On 12/28/10 6:17 PM, Michael Caisse wrote:
> On 12/28/2010 03:03 PM, Gregory Crosswhite wrote:
>> Hey everyone,
>> In the course of my work as a computational scientist I have written
>> a container that emulates std::vector, but which is backed by an
>> array whose size is fixed at compile time. Concretely, the class
>> looks something like the following:
>> template<typename T,unsigned int buffer_size> class static_vector {
>> ...
>> protected:
>> T data[buffer_size];
>> T* end_ptr;
>> size_t current_size;
>> }
>> where in the [...] there are methods that emulate (at this time,
>> partially) the interface of std::vector, save that the size of the
>> static_vector is not allowed to grow beyond the buffer_size.
>> The advantage of using a static_vector over vector is performance.
>> In my code I have performed benchmarks that show up to a 30%
>> performance boost of static_vector over vector; the benefit occurs
>> most stongly when working with lots of arrays of small objects, so
>> that the use of dynamic memory rather than stack memory appears to
>> add significant overhead to the computation. (Note that I when
>> running these benchmarks I would use std::vector::reserve() to
>> pre-allocate the array so that std::vector would not perform multiple
>> allocations as the container grew, so that should not have been a
>> source of overhead.)
>> It seems to me that it would be useful to have this functionality
>> generally available as a library, and in particular it might be a
>> good fit for the boost family of libraries. Is there any interest
>> out there for having such a library in boost?
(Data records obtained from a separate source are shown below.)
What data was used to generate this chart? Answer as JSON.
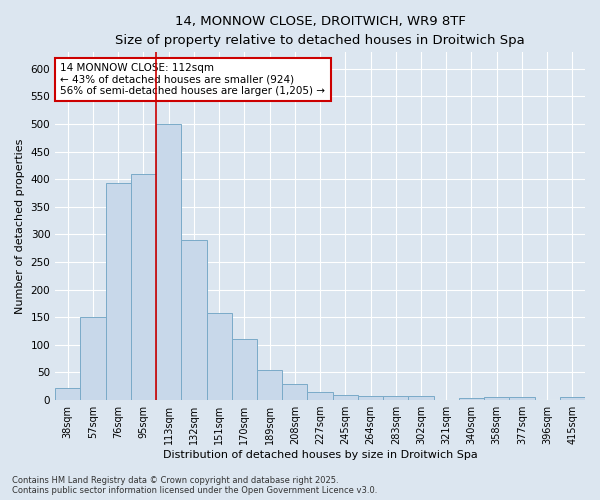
{
  "title_line1": "14, MONNOW CLOSE, DROITWICH, WR9 8TF",
  "title_line2": "Size of property relative to detached houses in Droitwich Spa",
  "xlabel": "Distribution of detached houses by size in Droitwich Spa",
  "ylabel": "Number of detached properties",
  "bar_color": "#c8d8ea",
  "bar_edge_color": "#7aaac8",
  "background_color": "#dce6f0",
  "grid_color": "#ffffff",
  "categories": [
    "38sqm",
    "57sqm",
    "76sqm",
    "95sqm",
    "113sqm",
    "132sqm",
    "151sqm",
    "170sqm",
    "189sqm",
    "208sqm",
    "227sqm",
    "245sqm",
    "264sqm",
    "283sqm",
    "302sqm",
    "321sqm",
    "340sqm",
    "358sqm",
    "377sqm",
    "396sqm",
    "415sqm"
  ],
  "values": [
    22,
    150,
    393,
    410,
    500,
    290,
    158,
    110,
    55,
    29,
    15,
    10,
    7,
    7,
    7,
    0,
    3,
    5,
    5,
    0,
    5
  ],
  "vline_x_index": 4,
  "vline_color": "#cc0000",
  "annotation_text": "14 MONNOW CLOSE: 112sqm\n← 43% of detached houses are smaller (924)\n56% of semi-detached houses are larger (1,205) →",
  "annotation_box_color": "#ffffff",
  "annotation_box_edge": "#cc0000",
  "footer_text": "Contains HM Land Registry data © Crown copyright and database right 2025.\nContains public sector information licensed under the Open Government Licence v3.0.",
  "ylim": [
    0,
    630
  ],
  "yticks": [
    0,
    50,
    100,
    150,
    200,
    250,
    300,
    350,
    400,
    450,
    500,
    550,
    600
  ]
}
If so, I would be
>> happy to do the work of taking what I have and fleshing it out so
>> that it can function as a drop-in replacement for vector, which means
>> modeling the Random Access Container and Back Insertion Sequence
>> concepts as well as adding capacity() and reserve(size_t) (no-op)
>> methods.
>> Thoughts?
> How is this different than boost::array?
> <>

boost:array has a number of elements that is fixed at compile time. By
contrast, my proposed static_vector could grow and shrink as long as the
number of elements is kept below the buffer_size.